I think almost any oberservation can be applied to any situation if you look long enough but what is the point? Are the oberservations real necessaties in the Church? Or are they fleshly desires (wants and needs of the flesh or this world) not of real Biblical concern?

Do you deal with apathy, resistance to change, and the consequences of goofing up?

Sure, that's part of dealing with and living in a fallen world still tempted by/with sin.

Which do you struggle with most?

Apathy about the Word. The majority of people don't read their Bible much at all and if they do, they don't seek to study to know and understand what it says.

They love to pray but without knowledge it's like whispering in a howling wind.

What advice would you have for others if you've overcome any of points 1-4?

Persevere and keep your eyes, ears and hearts on Jesus in the Word of God and teach others to do the same.

Posted by: BeHim | May 31, 2005 3:02:27 PM

I just have to say the obvious.
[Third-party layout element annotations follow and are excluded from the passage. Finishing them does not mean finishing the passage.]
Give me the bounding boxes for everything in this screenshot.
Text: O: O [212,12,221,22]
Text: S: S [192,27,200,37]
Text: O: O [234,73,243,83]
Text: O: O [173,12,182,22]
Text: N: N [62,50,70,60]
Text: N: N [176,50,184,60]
I loved camp! It was a blast. Being a children's pastor has afforded me the opportunity to relive many of those awesome camp memories and lessons as Seth does through ministry. Camp is one of the foundational pillars of our children's ministry program. What was lost in all of this was what an impact camp had on Seth's life.

Posted by: Bonner | Jun 1, 2005 11:12:10 AM

The comments to this entry are closed.